Мне даже на мгновения кажется, что он возьмёт меня прямо тут, в полумраке тоннеля.
— До завтра, Кьяра, — его хриплый шепот обжигает губы.
Он отпускает меня и уходит, растворяясь в темноте тоннеля. Сердце оглушительно бьётся. Всё ещё дрожат пальцы, всё ещё горят губы. В голове ни одной мысли. Только желание снова окунуться в его объятия.
Я пробираюсь в свою комнату тихонько. Кровать Розы пуста. Снова на свидании. Раздеваюсь, падаю на кровать и проваливаюсь в сон и улыбаясь.
Утро наполняет нашу комнату серым, размытым светом. Открываю глаза и вижу Розу. Она стоит у своей кровати, растрёпанная, но с сияющей, глубоко довольной улыбкой.
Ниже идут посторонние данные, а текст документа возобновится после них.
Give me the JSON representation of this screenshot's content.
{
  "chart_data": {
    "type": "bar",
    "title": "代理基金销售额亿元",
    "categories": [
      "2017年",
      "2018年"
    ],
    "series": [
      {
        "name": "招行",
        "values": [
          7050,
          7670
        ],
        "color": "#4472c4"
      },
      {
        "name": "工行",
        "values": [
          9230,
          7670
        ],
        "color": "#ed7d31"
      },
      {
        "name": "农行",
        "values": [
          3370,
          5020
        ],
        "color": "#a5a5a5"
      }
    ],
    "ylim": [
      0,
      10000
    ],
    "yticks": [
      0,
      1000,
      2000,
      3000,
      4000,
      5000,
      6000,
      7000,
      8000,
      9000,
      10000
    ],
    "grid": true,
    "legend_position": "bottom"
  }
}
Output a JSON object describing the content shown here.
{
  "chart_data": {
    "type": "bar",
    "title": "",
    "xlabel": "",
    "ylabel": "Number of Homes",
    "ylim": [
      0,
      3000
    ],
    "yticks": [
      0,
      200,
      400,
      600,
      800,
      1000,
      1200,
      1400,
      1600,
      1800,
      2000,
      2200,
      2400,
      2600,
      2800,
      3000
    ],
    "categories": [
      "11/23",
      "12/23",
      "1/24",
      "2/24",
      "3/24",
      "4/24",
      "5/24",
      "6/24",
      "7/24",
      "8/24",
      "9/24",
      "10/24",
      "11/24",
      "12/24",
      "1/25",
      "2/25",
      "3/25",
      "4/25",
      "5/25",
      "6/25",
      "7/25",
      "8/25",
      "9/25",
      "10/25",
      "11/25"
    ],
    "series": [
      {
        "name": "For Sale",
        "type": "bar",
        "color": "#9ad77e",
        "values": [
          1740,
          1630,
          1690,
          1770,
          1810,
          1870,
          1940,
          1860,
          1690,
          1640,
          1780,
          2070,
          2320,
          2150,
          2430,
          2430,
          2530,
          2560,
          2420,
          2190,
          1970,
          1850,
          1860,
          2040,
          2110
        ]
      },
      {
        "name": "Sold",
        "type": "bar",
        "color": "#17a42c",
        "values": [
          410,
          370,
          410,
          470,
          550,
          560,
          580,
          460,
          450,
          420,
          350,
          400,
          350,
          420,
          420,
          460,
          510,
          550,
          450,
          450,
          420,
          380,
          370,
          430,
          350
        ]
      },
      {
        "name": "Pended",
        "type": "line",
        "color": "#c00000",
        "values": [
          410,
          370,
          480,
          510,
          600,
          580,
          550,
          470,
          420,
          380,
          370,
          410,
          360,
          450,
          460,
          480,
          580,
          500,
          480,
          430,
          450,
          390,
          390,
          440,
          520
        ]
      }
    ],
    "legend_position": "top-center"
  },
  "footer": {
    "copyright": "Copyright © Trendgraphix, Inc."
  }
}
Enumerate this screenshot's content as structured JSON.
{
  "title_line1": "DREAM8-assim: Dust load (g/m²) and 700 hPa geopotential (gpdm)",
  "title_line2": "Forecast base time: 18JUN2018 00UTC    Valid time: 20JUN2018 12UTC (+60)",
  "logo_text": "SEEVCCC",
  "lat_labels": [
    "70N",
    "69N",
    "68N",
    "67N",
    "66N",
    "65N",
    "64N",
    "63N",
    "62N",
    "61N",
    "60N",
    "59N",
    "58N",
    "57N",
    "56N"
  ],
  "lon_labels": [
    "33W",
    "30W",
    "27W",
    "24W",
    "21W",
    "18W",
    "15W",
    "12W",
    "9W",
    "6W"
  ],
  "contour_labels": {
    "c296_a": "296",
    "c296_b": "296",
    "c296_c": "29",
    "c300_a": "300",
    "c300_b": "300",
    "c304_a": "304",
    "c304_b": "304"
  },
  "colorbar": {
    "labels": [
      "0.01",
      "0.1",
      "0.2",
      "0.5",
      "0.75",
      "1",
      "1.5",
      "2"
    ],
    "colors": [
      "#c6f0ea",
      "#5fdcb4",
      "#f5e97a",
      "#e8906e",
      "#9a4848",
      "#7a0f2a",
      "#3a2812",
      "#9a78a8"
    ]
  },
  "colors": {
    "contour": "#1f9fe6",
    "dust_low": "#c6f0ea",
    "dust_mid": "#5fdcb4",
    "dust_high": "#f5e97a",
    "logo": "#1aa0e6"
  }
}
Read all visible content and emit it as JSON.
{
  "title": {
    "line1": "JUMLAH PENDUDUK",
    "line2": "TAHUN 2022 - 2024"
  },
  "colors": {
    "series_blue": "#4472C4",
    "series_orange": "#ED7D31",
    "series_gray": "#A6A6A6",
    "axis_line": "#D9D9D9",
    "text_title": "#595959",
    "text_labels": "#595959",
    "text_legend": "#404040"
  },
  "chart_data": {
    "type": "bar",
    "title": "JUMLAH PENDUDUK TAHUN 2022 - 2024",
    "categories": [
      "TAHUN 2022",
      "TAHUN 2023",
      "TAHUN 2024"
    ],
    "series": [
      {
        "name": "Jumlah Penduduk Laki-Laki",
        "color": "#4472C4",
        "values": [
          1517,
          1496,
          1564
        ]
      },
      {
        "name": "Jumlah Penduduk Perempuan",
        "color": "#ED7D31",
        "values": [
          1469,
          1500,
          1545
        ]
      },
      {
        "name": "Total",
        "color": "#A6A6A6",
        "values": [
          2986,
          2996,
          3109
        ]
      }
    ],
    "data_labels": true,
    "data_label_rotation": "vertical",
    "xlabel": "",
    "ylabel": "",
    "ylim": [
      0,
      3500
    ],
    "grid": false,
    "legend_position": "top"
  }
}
— Выспалась? — улыбаюсь ей я, протирая лицо.
— Не совсем, — она сладко потягивается. — Зато как провела время! Брат Элии… он просто невероятен. И такой внимательный.
Она изливает мне восторги, пока мы собираемся. А у меня в груди ледяной ком из-за тревоги за неё.
Вывожу её на разговор о Веритек, осторожно, будто ступаю по тонкому льду. Говорю об общих рисках, о кабальных контрактах, о том, что не все корпорации честны.
Но Роза не слышит. Её глаза горят.
— О, Кьяра, не будь такой букой! Это же шанс! Они предлагают такие лаборатории, такие ресурсы! Представляешь, что я смогу создать?
Она смотрит на меня с таким сияющим, безоговорочным доверием к своему будущему, что все мои предостережения, все доводы остаются невысказанными.